Happy Birthday Daddy (2008) de
Christophe Averlan
Ces pièces ne cherchent plus à faire rire ni à détruire les clichés de l’homosexualité. Elles mettent
précisément en scène des personnages clairement homosexuels qui utilisent ces mêmes clichés de l’homosexualité pour soi-disant les « dépasser », les « transcender », en se
positionnant intellectuellement en deçà de l’étiquetage post-moderne des sexualités. Ce théâtre d’introspection n’est ni chagrin, ni trop ennuyant à suivre, ni de la masturbation intellectuelle.
Il vise à rejoindre les personnes homosexuelles au cœur de leurs réflexions et de leurs interrogations quotidiennes : on trouve ainsi un théâtre plus réaliste, plus proche de nous, où on peut
aisément s’identifier aux protagonistes, où les méchants et les gentils n’existent plus. Il propose des dialogues parfois musclés et bien écrits, qui font réfléchir. Concrètement, on pourrait
très bien dire qu’il s’agit de débats théâtralisés (sur la confusion des sentiments, sur le coming out, sur la vie de couple homo, sur les ambiguïtés du désir homosexuel, sur la
diversité capricieuse de la communauté homosexuelle et de ses combats politiques), des discussions qui restent ouvertes même quand le rideau final est tombé. Le seul gros bémol de ces pièces
psychologiques, c’est qu’on nous ressert toujours les mêmes thématiques (Comment faire son coming out ? Comment gérer l’annonce de son homosexualité au travail et avec la
famille ? Comment lutter contre l’homophobie ? Faut-il vivre la fidélité exclusive au sein de son couple homo ? Faut-il adopter des enfants ou se marier quand on est homo ?
Quel est mon rapport au communautarisme et au ghetto marchand gay ? Comment gérer l’arrivée de la vieillesse et le monde de la drague homosexuelle ? Homosexualité et foi, quelle
issue ? etc.) pour mieux évacuer la question du bien-fondé de l’identité homosexuelle ou de la force d’amour du désir homosexuel.
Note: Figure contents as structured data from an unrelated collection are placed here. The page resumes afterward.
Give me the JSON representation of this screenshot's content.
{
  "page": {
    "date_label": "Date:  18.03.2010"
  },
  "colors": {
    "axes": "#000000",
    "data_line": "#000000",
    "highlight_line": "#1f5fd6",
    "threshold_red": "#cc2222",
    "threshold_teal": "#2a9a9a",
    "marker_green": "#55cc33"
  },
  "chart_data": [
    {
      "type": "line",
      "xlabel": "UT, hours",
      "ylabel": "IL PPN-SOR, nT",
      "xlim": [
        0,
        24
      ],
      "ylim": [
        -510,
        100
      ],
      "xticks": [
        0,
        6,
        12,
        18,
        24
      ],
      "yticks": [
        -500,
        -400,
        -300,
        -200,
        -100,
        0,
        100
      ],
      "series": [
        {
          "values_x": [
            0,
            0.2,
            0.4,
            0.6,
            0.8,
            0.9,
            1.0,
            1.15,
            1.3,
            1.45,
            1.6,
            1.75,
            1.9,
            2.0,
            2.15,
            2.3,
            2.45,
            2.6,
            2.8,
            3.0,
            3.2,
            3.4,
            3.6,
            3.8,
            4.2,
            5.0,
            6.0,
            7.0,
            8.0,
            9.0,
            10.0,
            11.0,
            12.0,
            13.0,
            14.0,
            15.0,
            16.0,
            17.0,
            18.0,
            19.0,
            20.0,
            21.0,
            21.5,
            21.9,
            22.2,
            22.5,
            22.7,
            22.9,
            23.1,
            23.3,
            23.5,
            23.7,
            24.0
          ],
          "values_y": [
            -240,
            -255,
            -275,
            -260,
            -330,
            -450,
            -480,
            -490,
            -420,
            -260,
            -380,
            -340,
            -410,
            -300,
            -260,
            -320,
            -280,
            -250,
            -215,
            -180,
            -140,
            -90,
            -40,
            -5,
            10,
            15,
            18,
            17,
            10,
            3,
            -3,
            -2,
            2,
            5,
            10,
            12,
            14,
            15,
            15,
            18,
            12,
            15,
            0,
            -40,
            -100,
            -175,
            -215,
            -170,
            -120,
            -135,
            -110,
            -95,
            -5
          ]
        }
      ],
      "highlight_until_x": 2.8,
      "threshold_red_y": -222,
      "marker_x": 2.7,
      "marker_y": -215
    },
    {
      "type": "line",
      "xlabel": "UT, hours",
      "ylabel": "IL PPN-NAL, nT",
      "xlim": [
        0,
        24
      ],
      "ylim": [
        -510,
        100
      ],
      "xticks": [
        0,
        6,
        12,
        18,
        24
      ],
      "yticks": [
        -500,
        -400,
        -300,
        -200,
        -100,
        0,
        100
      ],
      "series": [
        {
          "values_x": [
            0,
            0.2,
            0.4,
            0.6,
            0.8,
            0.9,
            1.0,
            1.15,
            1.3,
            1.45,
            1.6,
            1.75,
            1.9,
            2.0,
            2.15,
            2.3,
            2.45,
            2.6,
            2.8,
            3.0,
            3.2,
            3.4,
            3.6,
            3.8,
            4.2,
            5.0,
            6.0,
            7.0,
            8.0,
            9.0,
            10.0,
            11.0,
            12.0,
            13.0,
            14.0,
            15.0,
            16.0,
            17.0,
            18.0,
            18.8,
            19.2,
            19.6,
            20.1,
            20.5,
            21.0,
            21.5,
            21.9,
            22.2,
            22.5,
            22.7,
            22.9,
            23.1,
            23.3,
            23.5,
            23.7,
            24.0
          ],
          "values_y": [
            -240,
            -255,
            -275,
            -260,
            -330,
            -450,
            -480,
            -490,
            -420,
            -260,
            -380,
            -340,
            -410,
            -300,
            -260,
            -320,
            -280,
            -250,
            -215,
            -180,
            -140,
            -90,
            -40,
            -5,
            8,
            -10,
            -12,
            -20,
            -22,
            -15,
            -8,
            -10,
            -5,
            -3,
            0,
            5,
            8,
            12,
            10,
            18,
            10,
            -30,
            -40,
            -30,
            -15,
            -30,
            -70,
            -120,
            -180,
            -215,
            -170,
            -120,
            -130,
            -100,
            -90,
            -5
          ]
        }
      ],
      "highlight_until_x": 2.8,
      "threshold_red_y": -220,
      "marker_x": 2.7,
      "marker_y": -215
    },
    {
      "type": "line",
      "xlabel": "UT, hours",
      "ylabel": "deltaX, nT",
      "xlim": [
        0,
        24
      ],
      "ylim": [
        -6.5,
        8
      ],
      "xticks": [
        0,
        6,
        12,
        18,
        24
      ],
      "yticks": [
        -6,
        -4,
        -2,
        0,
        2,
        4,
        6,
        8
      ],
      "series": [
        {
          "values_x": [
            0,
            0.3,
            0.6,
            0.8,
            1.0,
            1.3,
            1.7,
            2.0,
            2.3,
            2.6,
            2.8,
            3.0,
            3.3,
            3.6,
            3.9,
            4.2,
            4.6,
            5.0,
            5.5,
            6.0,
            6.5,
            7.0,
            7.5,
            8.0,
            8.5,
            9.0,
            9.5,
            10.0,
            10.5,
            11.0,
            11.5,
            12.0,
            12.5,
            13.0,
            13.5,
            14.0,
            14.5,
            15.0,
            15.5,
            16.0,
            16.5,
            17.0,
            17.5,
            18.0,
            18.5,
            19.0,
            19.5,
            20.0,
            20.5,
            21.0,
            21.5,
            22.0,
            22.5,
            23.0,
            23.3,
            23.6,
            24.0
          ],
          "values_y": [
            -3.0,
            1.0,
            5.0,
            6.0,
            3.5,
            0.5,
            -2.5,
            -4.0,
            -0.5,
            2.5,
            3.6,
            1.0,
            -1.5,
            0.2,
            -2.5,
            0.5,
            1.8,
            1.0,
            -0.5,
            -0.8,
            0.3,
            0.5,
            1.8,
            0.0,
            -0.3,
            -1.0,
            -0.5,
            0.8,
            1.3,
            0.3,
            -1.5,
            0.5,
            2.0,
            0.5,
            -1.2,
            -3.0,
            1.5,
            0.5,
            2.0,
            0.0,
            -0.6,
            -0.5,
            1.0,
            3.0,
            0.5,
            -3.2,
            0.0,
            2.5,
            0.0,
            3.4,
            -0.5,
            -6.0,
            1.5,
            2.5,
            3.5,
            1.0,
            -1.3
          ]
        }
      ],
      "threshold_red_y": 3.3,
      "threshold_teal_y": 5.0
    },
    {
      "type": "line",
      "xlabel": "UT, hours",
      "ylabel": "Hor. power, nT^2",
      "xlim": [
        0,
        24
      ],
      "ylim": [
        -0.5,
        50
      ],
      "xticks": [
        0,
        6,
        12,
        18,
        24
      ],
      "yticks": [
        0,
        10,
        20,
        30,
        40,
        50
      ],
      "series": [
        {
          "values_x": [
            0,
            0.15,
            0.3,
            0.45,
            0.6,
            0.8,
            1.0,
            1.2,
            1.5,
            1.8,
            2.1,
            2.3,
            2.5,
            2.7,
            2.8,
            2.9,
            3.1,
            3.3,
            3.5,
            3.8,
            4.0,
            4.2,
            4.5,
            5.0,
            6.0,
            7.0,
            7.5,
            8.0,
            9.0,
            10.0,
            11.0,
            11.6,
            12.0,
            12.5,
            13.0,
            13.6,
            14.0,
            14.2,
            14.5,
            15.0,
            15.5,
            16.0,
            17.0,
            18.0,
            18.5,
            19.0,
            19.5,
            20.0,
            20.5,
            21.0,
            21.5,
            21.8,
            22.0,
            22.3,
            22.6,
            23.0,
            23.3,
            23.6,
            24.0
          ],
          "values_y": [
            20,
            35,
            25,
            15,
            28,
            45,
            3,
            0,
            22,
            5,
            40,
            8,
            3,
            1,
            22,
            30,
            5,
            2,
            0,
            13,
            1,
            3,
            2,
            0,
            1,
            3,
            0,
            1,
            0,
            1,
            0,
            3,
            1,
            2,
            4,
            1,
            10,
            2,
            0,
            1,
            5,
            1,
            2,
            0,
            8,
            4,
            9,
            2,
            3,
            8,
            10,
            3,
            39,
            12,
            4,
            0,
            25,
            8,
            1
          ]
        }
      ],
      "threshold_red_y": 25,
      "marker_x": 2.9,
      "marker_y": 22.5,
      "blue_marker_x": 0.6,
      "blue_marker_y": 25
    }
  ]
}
Toute résistance et contestation de ces deux piliers
idéologiques de la communauté homosexuelle mondiale est interprétée au diapason de la victimisation homosexuelle et du rejet social homophobe. Du coup, on tourne autour du pot ; on
n’affronte pas les sujets ; on brasse généralement de fausses problématiques puisqu’on ne veut pas questionner la nature authentico-artificielle (ou, si vous voulez, mi-aimante mi-violente)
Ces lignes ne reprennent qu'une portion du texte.